Problemi con le forze dell’ordine relativi agli orari del coprifuoco hanno fatto sì che il tutto iniziasse tassativamente per le 20. La cosa ha creato un po’ di disagio inizialmente ma, a seguito delle numerose polemiche legate agli orari di inizio eccessivamente tardi dei concerti italiani, non abbiamo potuto che essere contenti.
Kozelek si presenta sul palco da solo, illuminato da due fari azzurri e così, nel buio di un locale stracolmo e caldissimo, assomiglia davvero ad una apparizione spettrale.

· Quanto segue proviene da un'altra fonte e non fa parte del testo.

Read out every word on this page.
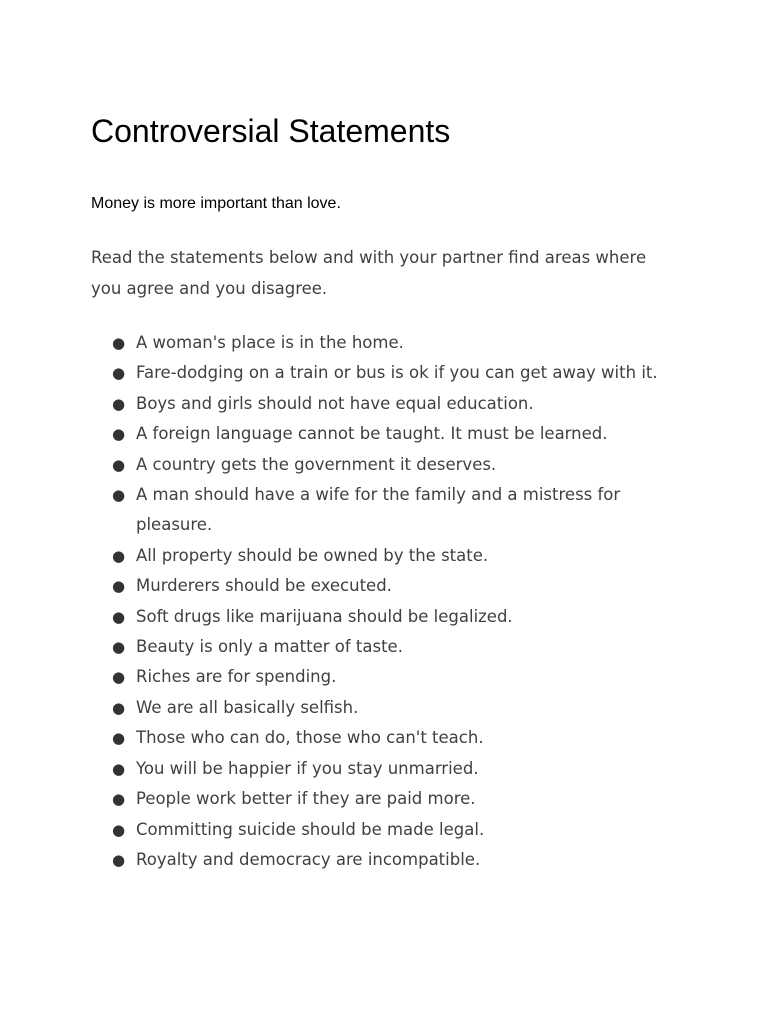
Controversial Statements

Money is more important than love.

Read the statements below and with your partner find areas where you agree and you disagree.

● A woman's place is in the home.
● Fare-dodging on a train or bus is ok if you can get away with it.
● Boys and girls should not have equal education.
● A foreign language cannot be taught. It must be learned.
● A country gets the government it deserves.
● A man should have a wife for the family and a mistress for pleasure.
● All property should be owned by the state.
● Murderers should be executed.
● Soft drugs like marijuana should be legalized.
● Beauty is only a matter of taste.
● Riches are for spending.
● We are all basically selfish.
● Those who can do, those who can't teach.
● You will be happier if you stay unmarried.
● People work better if they are paid more.
● Committing suicide should be made legal.
● Royalty and democracy are incompatible.
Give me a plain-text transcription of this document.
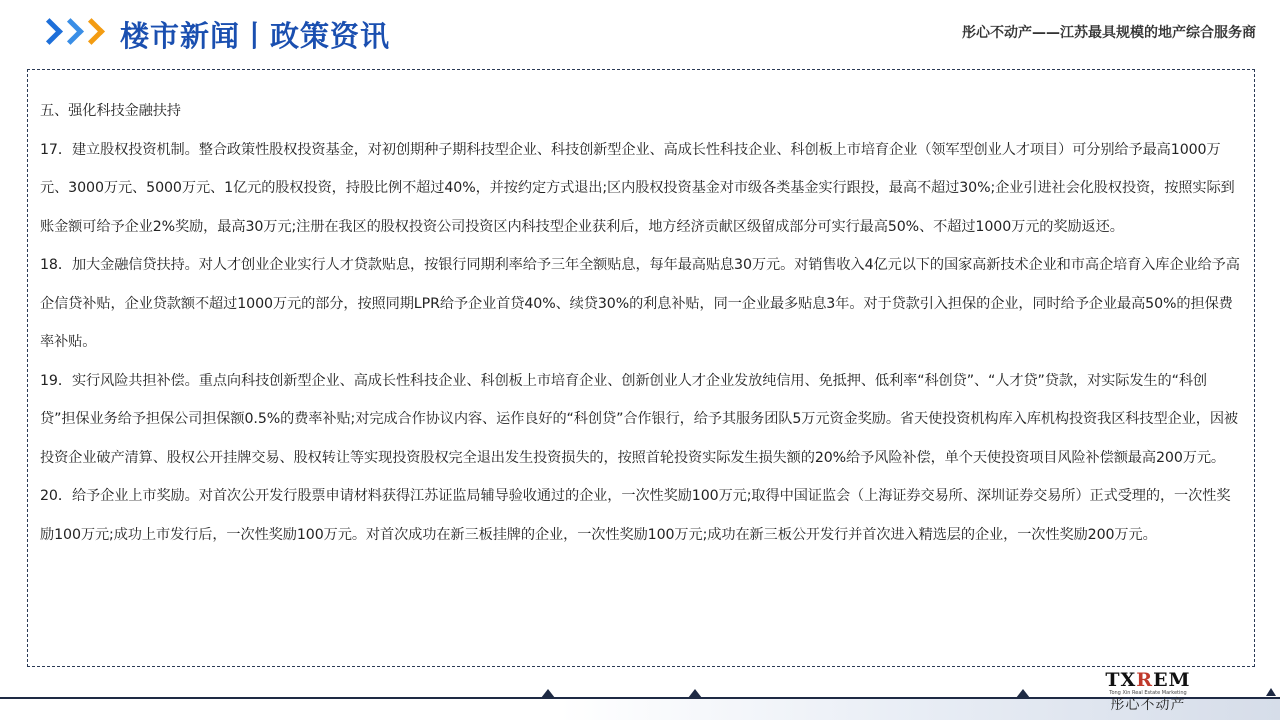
楼市新闻丨政策资讯	彤心不动产——江苏最具规模的地产综合服务商

五、强化科技金融扶持

17．建立股权投资机制。整合政策性股权投资基金，对初创期种子期科技型企业、科技创新型企业、高成长性科技企业、科创板上市培育企业（领军型创业人才项目）可分别给予最高1000万元、3000万元、5000万元、1亿元的股权投资，持股比例不超过40%，并按约定方式退出;区内股权投资基金对市级各类基金实行跟投，最高不超过30%;企业引进社会化股权投资，按照实际到账金额可给予企业2%奖励，最高30万元;注册在我区的股权投资公司投资区内科技型企业获利后，地方经济贡献区级留成部分可实行最高50%、不超过1000万元的奖励返还。

18．加大金融信贷扶持。对人才创业企业实行人才贷款贴息，按银行同期利率给予三年全额贴息，每年最高贴息30万元。对销售收入4亿元以下的国家高新技术企业和市高企培育入库企业给予高企信贷补贴，企业贷款额不超过1000万元的部分，按照同期LPR给予企业首贷40%、续贷30%的利息补贴，同一企业最多贴息3年。对于贷款引入担保的企业，同时给予企业最高50%的担保费率补贴。

19．实行风险共担补偿。重点向科技创新型企业、高成长性科技企业、科创板上市培育企业、创新创业人才企业发放纯信用、免抵押、低利率“科创贷”、“人才贷”贷款，对实际发生的“科创贷”担保业务给予担保公司担保额0.5%的费率补贴;对完成合作协议内容、运作良好的“科创贷”合作银行，给予其服务团队5万元资金奖励。省天使投资机构库入库机构投资我区科技型企业，因被投资企业破产清算、股权公开挂牌交易、股权转让等实现投资股权完全退出发生投资损失的，按照首轮投资实际发生损失额的20%给予风险补偿，单个天使投资项目风险补偿额最高200万元。

20．给予企业上市奖励。对首次公开发行股票申请材料获得江苏证监局辅导验收通过的企业，一次性奖励100万元;取得中国证监会（上海证券交易所、深圳证券交易所）正式受理的，一次性奖励100万元;成功上市发行后，一次性奖励100万元。对首次成功在新三板挂牌的企业，一次性奖励100万元;成功在新三板公开发行并首次进入精选层的企业，一次性奖励200万元。

TXREM
Tong Xin Real Estate Marketing
彤心不动产
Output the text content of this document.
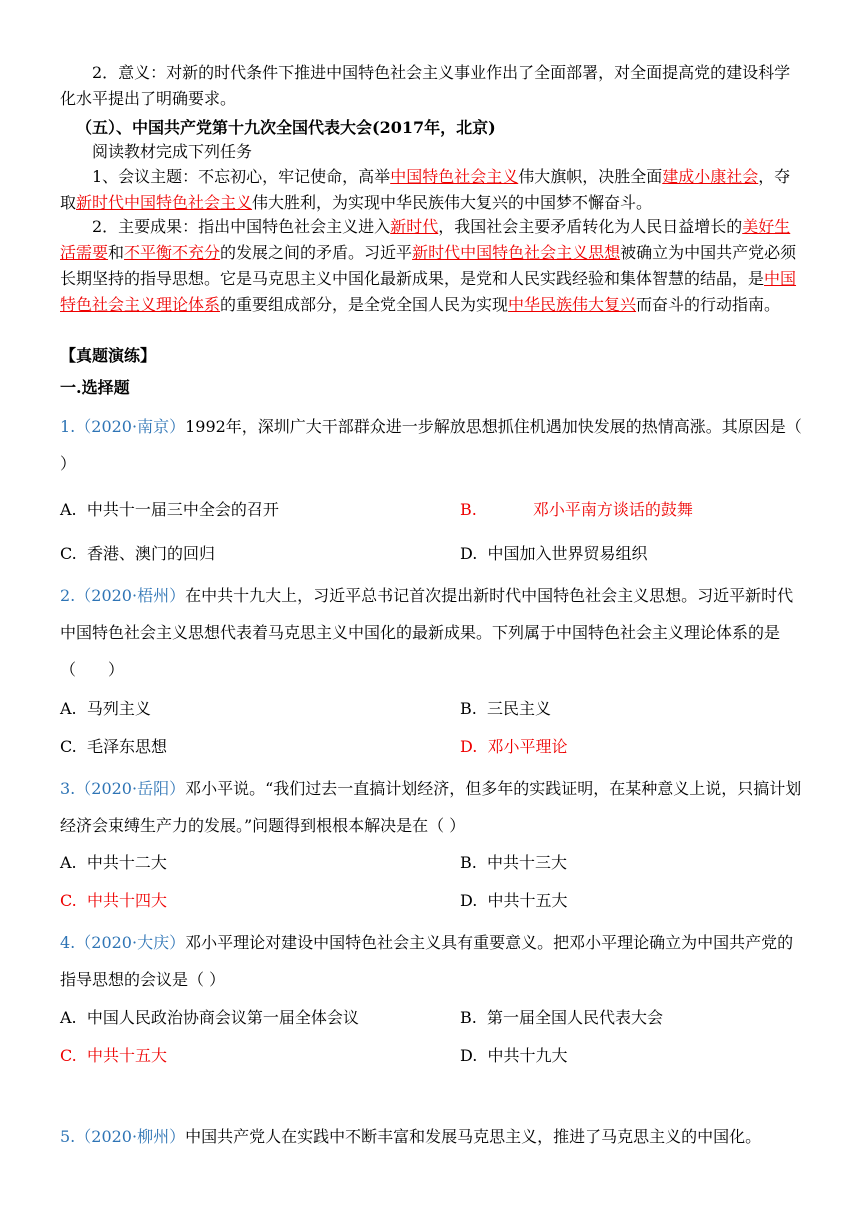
2．意义：对新的时代条件下推进中国特色社会主义事业作出了全面部署，对全面提高党的建设科学化水平提出了明确要求。

（五）、中国共产党第十九次全国代表大会(2017年，北京)

阅读教材完成下列任务

1、会议主题：不忘初心，牢记使命，高举中国特色社会主义伟大旗帜，决胜全面建成小康社会，夺取新时代中国特色社会主义伟大胜利，为实现中华民族伟大复兴的中国梦不懈奋斗。

2．主要成果：指出中国特色社会主义进入新时代，我国社会主要矛盾转化为人民日益增长的美好生活需要和不平衡不充分的发展之间的矛盾。习近平新时代中国特色社会主义思想被确立为中国共产党必须长期坚持的指导思想。它是马克思主义中国化最新成果，是党和人民实践经验和集体智慧的结晶，是中国特色社会主义理论体系的重要组成部分，是全党全国人民为实现中华民族伟大复兴而奋斗的行动指南。

【真题演练】

一.选择题

1.（2020·南京）1992年，深圳广大干部群众进一步解放思想抓住机遇加快发展的热情高涨。其原因是（ ）

A. 中共十一届三中全会的召开	B.	邓小平南方谈话的鼓舞
C. 香港、澳门的回归	D. 中国加入世界贸易组织

2.（2020·梧州）在中共十九大上，习近平总书记首次提出新时代中国特色社会主义思想。习近平新时代中国特色社会主义思想代表着马克思主义中国化的最新成果。下列属于中国特色社会主义理论体系的是（　　）

A. 马列主义	B. 三民主义
C. 毛泽东思想	D. 邓小平理论

3.（2020·岳阳）邓小平说。“我们过去一直搞计划经济，但多年的实践证明，在某种意义上说，只搞计划经济会束缚生产力的发展。”问题得到根根本解决是在（ ）

A. 中共十二大	B. 中共十三大
C. 中共十四大	D. 中共十五大

4.（2020·大庆）邓小平理论对建设中国特色社会主义具有重要意义。把邓小平理论确立为中国共产党的指导思想的会议是（ ）

A. 中国人民政治协商会议第一届全体会议	B. 第一届全国人民代表大会
C. 中共十五大	D. 中共十九大

5.（2020·柳州）中国共产党人在实践中不断丰富和发展马克思主义，推进了马克思主义的中国化。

Il musicista dell’Ohio è un tipo tutto particolare, lo si sapeva: non mi stupisco più di tanto, dunque, quando entrando nel locale vedo cartelli che intimano di non registrare, di non scattare foto e di tenere i cellulari rigorosamente spenti. Un’intimazione più adatta ad un teatro che che ad un posto come il Biko ma non si può dire che non funzioni: il pubblico è composto e silenziosissimo, la maggior parte si è seduta per poter vedere qualcosa nonostante il palco molto basso e in generale la performance viene seguita nel più assoluto silenzio, rotto solo da applausi scroscianti tra un pezzo e l’altro. Una cosa veramente rara a vedersi, soprattutto dalle nostre parti, e che contribuisce a rendere quello di questa sera un evento unico.
Da parte sua, Kozelek è in gran forma: suona alla grande la sua chitarra classica, producendosi in brani per nulla semplici da eseguire e ha una personalità magnetica che affascina senza troppi artifici aggiuntivi. La sua voce poi è meravigliosa, struggente, intrisa di sofferenza, dona ai brani una bellezza tetra, cupa, a tratti quasi eterea. Le storie spesso tragiche da lui narrate non tolgono neanche un briciolo di bellezza alle sue composizioni, autentiche gemme che sembrano provenire da un altro tempo.
Un po’ Dylan, un po’ Leonard Cohen, con un carico di tristezza e sofferenza ben maggiore che rivela demoni interiori difficili sia da comprendere che da scacciare.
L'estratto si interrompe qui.